- Stocks experienced yet another day of wild swings as traders weighed the newest geopolitical developments amid concerns of a Federal Reserve policy blunder.
- The S&P 500 notched its third straight drop, while Treasury yields rose, with shorter maturities leading the increase. Curve flattening resumed as a result of the move, with the difference between two- and 10-year rates contracting. For the first time since 2014, WTI crude reached $95 per barrel.
- Ukraine’s President Zelensky startled markets temporarily with a sarcastic remark about the rest of the world forecasting a date for a Russian assault, according to his office. Instead, Zelinsky believes it should be a day of unity. Meanwhile, Vladimir Putin's senior diplomat urged the Russian president to keep talking to the West, saying that negotiation alternatives were "far from exhausted."

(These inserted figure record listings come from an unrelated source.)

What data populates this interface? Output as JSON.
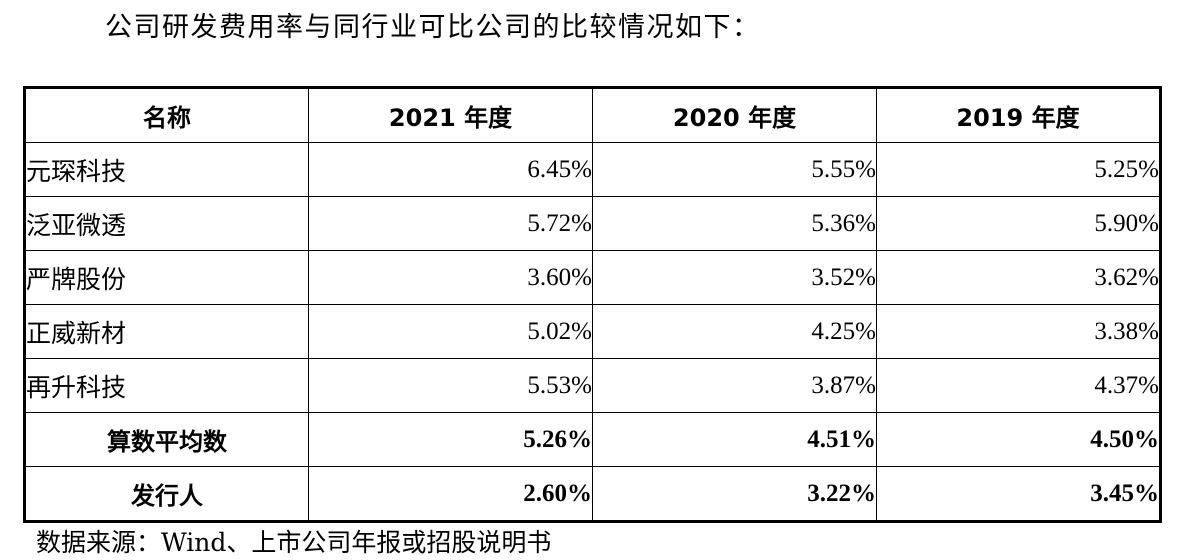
{
  "intro_text": "公司研发费用率与同行业可比公司的比较情况如下：",
  "table": {
    "headers": [
      "名称",
      "2021 年度",
      "2020 年度",
      "2019 年度"
    ],
    "rows": [
      {
        "name": "元琛科技",
        "values": [
          "6.45%",
          "5.55%",
          "5.25%"
        ]
      },
      {
        "name": "泛亚微透",
        "values": [
          "5.72%",
          "5.36%",
          "5.90%"
        ]
      },
      {
        "name": "严牌股份",
        "values": [
          "3.60%",
          "3.52%",
          "3.62%"
        ]
      },
      {
        "name": "正威新材",
        "values": [
          "5.02%",
          "4.25%",
          "3.38%"
        ]
      },
      {
        "name": "再升科技",
        "values": [
          "5.53%",
          "3.87%",
          "4.37%"
        ]
      }
    ],
    "summary_rows": [
      {
        "name": "算数平均数",
        "values": [
          "5.26%",
          "4.51%",
          "4.50%"
        ]
      },
      {
        "name": "发行人",
        "values": [
          "2.60%",
          "3.22%",
          "3.45%"
        ]
      }
    ]
  },
  "source_text": "数据来源：Wind、上市公司年报或招股说明书"
}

- Since the January Fed meeting, betting on the pace of rate hikes have shifted to six or seven this year, up from the three policymakers predicted in December. Global markets are pricing in an aggressive round of monetary tightening this year, according to JPMorgan Strategists led by Marko Kolanovic, which is unlikely to materialize in full, strengthening the allure of stocks related to the economic cycle.
- Meanwhile, Fed's Bullard, stated on Monday that the central bank needed to move on with plans to raise rates in order to demonstrate its inflation-fighting credibility. He told CNBC, "I do believe we need to front-load more of our planned removal of accommodation than we would have previously."